Auch wenn der Krieg im Gazastreifen weitere Gespräche über eine Normalisierung zum Erliegen gebracht hat, bieten sich dem Königreich nach wie vor Chancen. Erstens könnte die Schwächung oder Zerstörung der Hamas Saudi-Arabien die Möglichkeit geben, einen Stellvertreter heranzuzüchten, der kein Verbündeter des Iran ist, was dem Land einen wichtigen Hebel in künftigen Gesprächen mit Israel verschaffen würde. Dies würde die Position des Iran im östlichen Mittelmeerraum schwächen. Zweitens ist das Ausmaß der Zerstörung eine Chance für Saudi-Arabien, sich am Wiederaufbau und an der Versöhnung zwischen rivalisierenden palästinensischen Gruppierungen zu beteiligen, sowohl im Gazastreifen als auch in der Palästinensischen Autonomiebehörde im Westjordanland. Dies wiederum könnte Saudi-Arabien größeren Einfluss auf die künftige palästinensische Politik verschaffen.
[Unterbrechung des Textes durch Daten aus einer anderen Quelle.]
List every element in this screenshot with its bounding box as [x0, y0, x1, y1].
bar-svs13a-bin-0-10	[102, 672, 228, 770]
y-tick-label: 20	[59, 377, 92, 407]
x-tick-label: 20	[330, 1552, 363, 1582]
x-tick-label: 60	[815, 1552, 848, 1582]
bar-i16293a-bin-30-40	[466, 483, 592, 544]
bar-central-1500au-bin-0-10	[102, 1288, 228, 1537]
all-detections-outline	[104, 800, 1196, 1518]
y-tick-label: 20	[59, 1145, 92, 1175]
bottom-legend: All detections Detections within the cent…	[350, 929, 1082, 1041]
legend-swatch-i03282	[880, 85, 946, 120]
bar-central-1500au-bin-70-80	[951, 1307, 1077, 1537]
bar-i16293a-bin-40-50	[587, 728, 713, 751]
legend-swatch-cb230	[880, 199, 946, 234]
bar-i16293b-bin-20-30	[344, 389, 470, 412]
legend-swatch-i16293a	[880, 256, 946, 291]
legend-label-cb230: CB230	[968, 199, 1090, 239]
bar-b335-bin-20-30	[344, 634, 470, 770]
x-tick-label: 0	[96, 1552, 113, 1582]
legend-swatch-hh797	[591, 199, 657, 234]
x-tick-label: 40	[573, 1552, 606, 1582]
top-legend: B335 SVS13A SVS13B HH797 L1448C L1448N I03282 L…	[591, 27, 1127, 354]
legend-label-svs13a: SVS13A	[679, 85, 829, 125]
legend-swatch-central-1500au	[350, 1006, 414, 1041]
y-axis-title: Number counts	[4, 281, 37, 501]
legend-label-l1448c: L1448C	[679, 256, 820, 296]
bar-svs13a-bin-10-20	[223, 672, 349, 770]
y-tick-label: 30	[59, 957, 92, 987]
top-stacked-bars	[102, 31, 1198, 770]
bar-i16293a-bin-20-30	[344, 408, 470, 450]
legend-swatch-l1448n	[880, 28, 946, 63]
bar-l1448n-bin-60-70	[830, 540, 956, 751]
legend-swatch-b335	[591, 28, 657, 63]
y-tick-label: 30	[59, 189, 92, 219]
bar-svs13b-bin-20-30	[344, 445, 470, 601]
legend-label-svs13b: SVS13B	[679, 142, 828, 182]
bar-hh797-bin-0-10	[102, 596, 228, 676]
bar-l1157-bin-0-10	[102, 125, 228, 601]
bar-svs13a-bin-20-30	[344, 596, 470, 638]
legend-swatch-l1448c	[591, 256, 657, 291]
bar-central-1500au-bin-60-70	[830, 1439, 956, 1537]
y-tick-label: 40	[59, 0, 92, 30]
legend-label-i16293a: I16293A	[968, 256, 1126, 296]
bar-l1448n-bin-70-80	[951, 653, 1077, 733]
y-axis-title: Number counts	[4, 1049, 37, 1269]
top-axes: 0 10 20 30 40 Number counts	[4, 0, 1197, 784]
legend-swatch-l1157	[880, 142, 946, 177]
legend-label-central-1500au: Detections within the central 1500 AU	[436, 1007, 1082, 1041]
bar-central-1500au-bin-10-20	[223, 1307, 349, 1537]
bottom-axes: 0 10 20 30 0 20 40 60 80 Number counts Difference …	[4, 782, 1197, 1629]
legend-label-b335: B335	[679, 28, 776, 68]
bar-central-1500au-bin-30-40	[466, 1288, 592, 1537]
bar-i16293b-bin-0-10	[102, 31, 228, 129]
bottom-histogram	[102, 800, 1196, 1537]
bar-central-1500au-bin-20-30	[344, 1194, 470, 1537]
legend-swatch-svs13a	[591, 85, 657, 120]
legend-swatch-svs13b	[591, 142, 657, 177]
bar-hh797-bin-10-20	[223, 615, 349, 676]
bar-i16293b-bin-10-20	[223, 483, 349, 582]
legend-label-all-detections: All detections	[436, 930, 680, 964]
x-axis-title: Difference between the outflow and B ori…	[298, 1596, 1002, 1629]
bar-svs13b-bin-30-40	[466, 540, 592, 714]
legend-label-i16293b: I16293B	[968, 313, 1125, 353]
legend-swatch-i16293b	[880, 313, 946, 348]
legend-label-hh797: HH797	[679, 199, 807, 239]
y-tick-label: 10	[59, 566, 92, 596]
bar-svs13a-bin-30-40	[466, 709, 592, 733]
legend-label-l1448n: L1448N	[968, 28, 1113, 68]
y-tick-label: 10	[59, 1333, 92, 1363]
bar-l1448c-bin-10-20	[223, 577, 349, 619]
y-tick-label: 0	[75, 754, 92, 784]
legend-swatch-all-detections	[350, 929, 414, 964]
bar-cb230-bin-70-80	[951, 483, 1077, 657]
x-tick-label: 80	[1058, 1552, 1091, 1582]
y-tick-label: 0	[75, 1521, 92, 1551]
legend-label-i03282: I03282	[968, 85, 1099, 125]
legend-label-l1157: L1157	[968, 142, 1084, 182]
Wenn Saudi-Arabien aus dem derzeitigen Krieg in Gaza als Friedensstifter und Fürsprecher für Palästina hervorgehen kann, wird es seine regionale Position auf Kosten seiner Konkurrenten weiter stärken. Doch sind diese potenziellen Vorteile mehr wert als das, was es von den Vereinigten Staaten (Sicherheitsabkommen und Entwicklung) und Israel (Technologie) erhalten könnte? Vorerst wird das Königreich weiterhin auf Nummer sicher gehen.